Despite being cognizant of potential health hazards and of the ongoing public outcry, the City of Irvine continues to approve the development of communities and parks to within approximately 0.5 miles of the facility without exercising due diligence. Why has the city refused to establish an independent scientific oversight panel? Why has the city refused to call for a special study session to protect the public? Why does it seem as if the city is obstructing the path to safe, clean air?
It is fundamentally wrong that it is a group of concerned citizens, instead of the city, who is spearheading the effort to ensure the public’s safety. Concerned citizens have banded together with UCI advisors to collect data on the plant’s emissions, to call upon the city council to take action, and to disseminate information about the asphalt plant to unsuspecting home buyers and to current residents. These actions have led to the theft and removal of citizen yard signs by unknown individuals and to the stalking by an Irvine Company representative at public protests and at a private meeting involving city officials, city consultants, residents, and UCI advisors.
The city council was elected by the public to represent them and not others, such as the Irvine Company, home builders or AAA. Prior to the November 2020 municipal election, Councilmember Khan and candidates Tammy Kim and Larry Agran specifically stated in meetings, communications, and a recorded webinar that they are the residents’ advocates and strongly support working towards a remedy for residents. After the election, Mayor Khan and Councilmember Tammy Kim have either remained silent or have refused to take meaningful action. Only Councilmember Larry Agran has been overtly supportive. Councilmembers Mike Carroll and Anthony Kuo have remained virtually silent and uncooperative. It is not only incomprehensible and reprehensible but also disappointing and exasperating that a group of elected officials, excluding Larry Agran, whose main responsibility is the safety and health of city residents, has refused to even broach the subject in a public study session while ignoring the mounting evidence of a potential health hazard and public pleas for help. Shirking the duties and responsibilities of the mayorship while blaming and reprimanding others, Mayor Khan continues to deny Irvine residents the right to a fair, open, and transparent discussion regarding the AAA asphalt plant and its adverse impact on the community, including potential health hazards.
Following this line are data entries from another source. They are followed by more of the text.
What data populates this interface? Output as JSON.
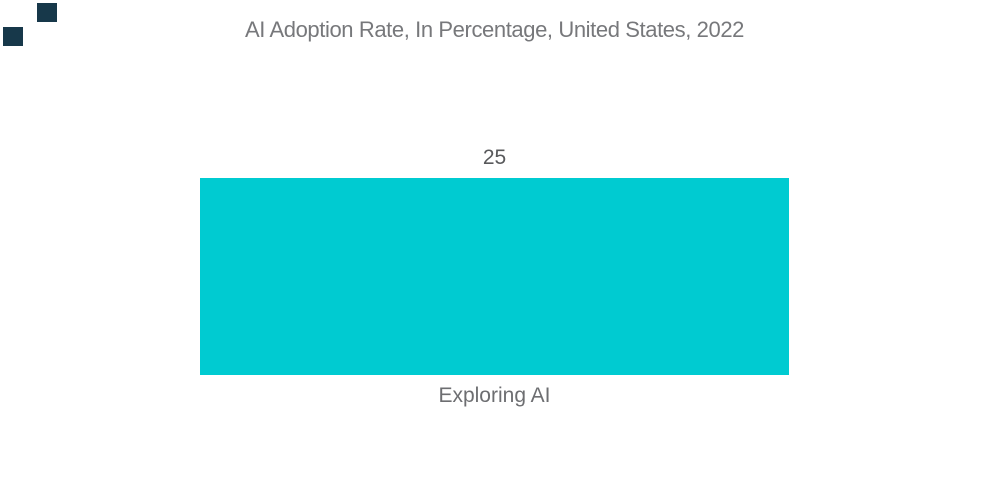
{
  "page": {
    "background": "#FFFFFF"
  },
  "logo": {
    "color": "#17384A"
  },
  "chart_data": {
    "type": "bar",
    "title": "AI Adoption Rate, In Percentage, United States, 2022",
    "categories": [
      "Exploring AI"
    ],
    "values": [
      25
    ],
    "xlabel": "",
    "ylabel": "",
    "grid": false,
    "legend": false,
    "axes_visible": false,
    "value_labels_position": "above-bar",
    "bar_color": "#00CBD1",
    "title_color": "#77787B",
    "value_label_color": "#58595B",
    "category_label_color": "#6D6E71"
  }
}
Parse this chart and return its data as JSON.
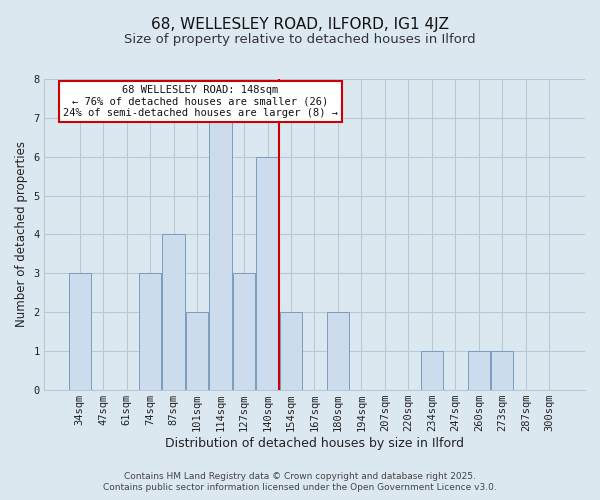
{
  "title": "68, WELLESLEY ROAD, ILFORD, IG1 4JZ",
  "subtitle": "Size of property relative to detached houses in Ilford",
  "xlabel": "Distribution of detached houses by size in Ilford",
  "ylabel": "Number of detached properties",
  "bin_labels": [
    "34sqm",
    "47sqm",
    "61sqm",
    "74sqm",
    "87sqm",
    "101sqm",
    "114sqm",
    "127sqm",
    "140sqm",
    "154sqm",
    "167sqm",
    "180sqm",
    "194sqm",
    "207sqm",
    "220sqm",
    "234sqm",
    "247sqm",
    "260sqm",
    "273sqm",
    "287sqm",
    "300sqm"
  ],
  "bar_heights": [
    3,
    0,
    0,
    3,
    4,
    2,
    7,
    3,
    6,
    2,
    0,
    2,
    0,
    0,
    0,
    1,
    0,
    1,
    1,
    0,
    0
  ],
  "bar_color": "#ccdcec",
  "bar_edge_color": "#7a9cbf",
  "vline_color": "#cc0000",
  "ylim": [
    0,
    8
  ],
  "yticks": [
    0,
    1,
    2,
    3,
    4,
    5,
    6,
    7,
    8
  ],
  "annotation_line1": "68 WELLESLEY ROAD: 148sqm",
  "annotation_line2": "← 76% of detached houses are smaller (26)",
  "annotation_line3": "24% of semi-detached houses are larger (8) →",
  "annotation_box_color": "#ffffff",
  "annotation_border_color": "#cc0000",
  "footer_line1": "Contains HM Land Registry data © Crown copyright and database right 2025.",
  "footer_line2": "Contains public sector information licensed under the Open Government Licence v3.0.",
  "background_color": "#dce8f0",
  "plot_background_color": "#dce8f0",
  "grid_color": "#b8c8d8",
  "title_fontsize": 11,
  "subtitle_fontsize": 9.5,
  "xlabel_fontsize": 9,
  "ylabel_fontsize": 8.5,
  "tick_fontsize": 7.5,
  "footer_fontsize": 6.5,
  "annotation_fontsize": 7.5
}
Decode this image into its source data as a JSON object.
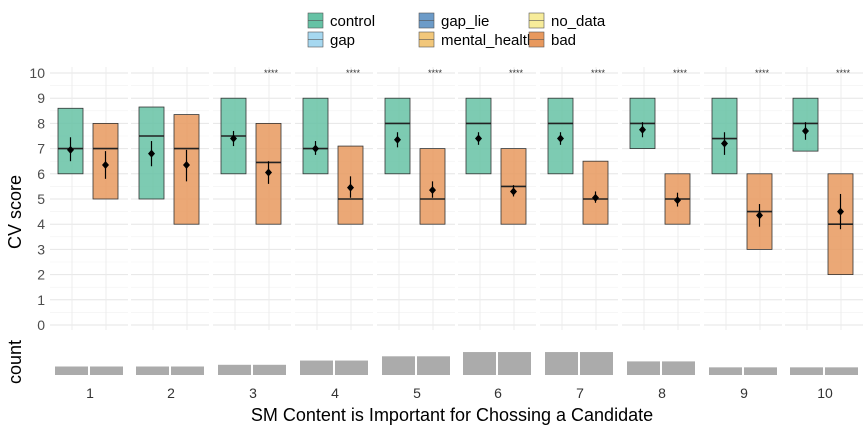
{
  "chart_data": {
    "type": "box",
    "xlabel": "SM Content is Important for Chossing a Candidate",
    "ylabel": "CV score",
    "count_label": "count",
    "ylim": [
      0,
      10
    ],
    "yticks": [
      "0",
      "1",
      "2",
      "3",
      "4",
      "5",
      "6",
      "7",
      "8",
      "9",
      "10"
    ],
    "categories": [
      "1",
      "2",
      "3",
      "4",
      "5",
      "6",
      "7",
      "8",
      "9",
      "10"
    ],
    "legend": {
      "position": "top",
      "entries": [
        {
          "name": "control",
          "color": "#66C2A5"
        },
        {
          "name": "gap",
          "color": "#A6D8F0"
        },
        {
          "name": "gap_lie",
          "color": "#6C9BC8"
        },
        {
          "name": "mental_health",
          "color": "#F2C77A"
        },
        {
          "name": "no_data",
          "color": "#F7EC9A"
        },
        {
          "name": "bad",
          "color": "#E8995E"
        }
      ]
    },
    "series": [
      {
        "name": "control",
        "color": "#66C2A5",
        "q1": [
          6,
          5,
          6,
          6,
          6,
          6,
          6,
          7,
          6,
          6.9
        ],
        "median": [
          7,
          7.5,
          7.5,
          7,
          8,
          8,
          8,
          8,
          7.4,
          8
        ],
        "q3": [
          8.6,
          8.65,
          9,
          9,
          9,
          9,
          9,
          9,
          9,
          9
        ],
        "mean": [
          6.95,
          6.8,
          7.4,
          7.0,
          7.35,
          7.4,
          7.4,
          7.75,
          7.2,
          7.7
        ],
        "ci_low": [
          6.5,
          6.3,
          7.1,
          6.75,
          7.05,
          7.15,
          7.15,
          7.45,
          6.75,
          7.35
        ],
        "ci_high": [
          7.45,
          7.3,
          7.7,
          7.3,
          7.65,
          7.65,
          7.65,
          8.05,
          7.65,
          8.05
        ]
      },
      {
        "name": "bad",
        "color": "#E8995E",
        "q1": [
          5,
          4,
          4,
          4,
          4,
          4,
          4,
          4,
          3,
          2
        ],
        "median": [
          7,
          7,
          6.45,
          5,
          5,
          5.5,
          5,
          5,
          4.5,
          4
        ],
        "q3": [
          8,
          8.35,
          8,
          7.1,
          7,
          7,
          6.5,
          6,
          6,
          6
        ],
        "mean": [
          6.35,
          6.35,
          6.05,
          5.45,
          5.35,
          5.3,
          5.05,
          4.95,
          4.35,
          4.5
        ],
        "ci_low": [
          5.8,
          5.7,
          5.6,
          5.05,
          5.05,
          5.1,
          4.85,
          4.7,
          3.9,
          3.8
        ],
        "ci_high": [
          6.9,
          6.95,
          6.5,
          5.9,
          5.7,
          5.55,
          5.3,
          5.25,
          4.8,
          5.2
        ]
      }
    ],
    "significance": [
      "",
      "",
      "****",
      "****",
      "****",
      "****",
      "****",
      "****",
      "****",
      "****"
    ],
    "counts": [
      1,
      1,
      1.2,
      1.7,
      2.2,
      2.7,
      2.7,
      1.6,
      0.9,
      0.9
    ]
  }
}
The city issued this statement on December 9, 2020: “The City of Irvine holds itself to high standards. It encourages robust discussion of important public issues, and it disapproves of actions that silence the voices of those with opposing points of view.”
The city council majority’s actions stand in defiance of the statement’s spirit: it clearly discourages, suppresses, and precludes robust and transparent discourse and participates in the censorship and silencing of the public’s voice.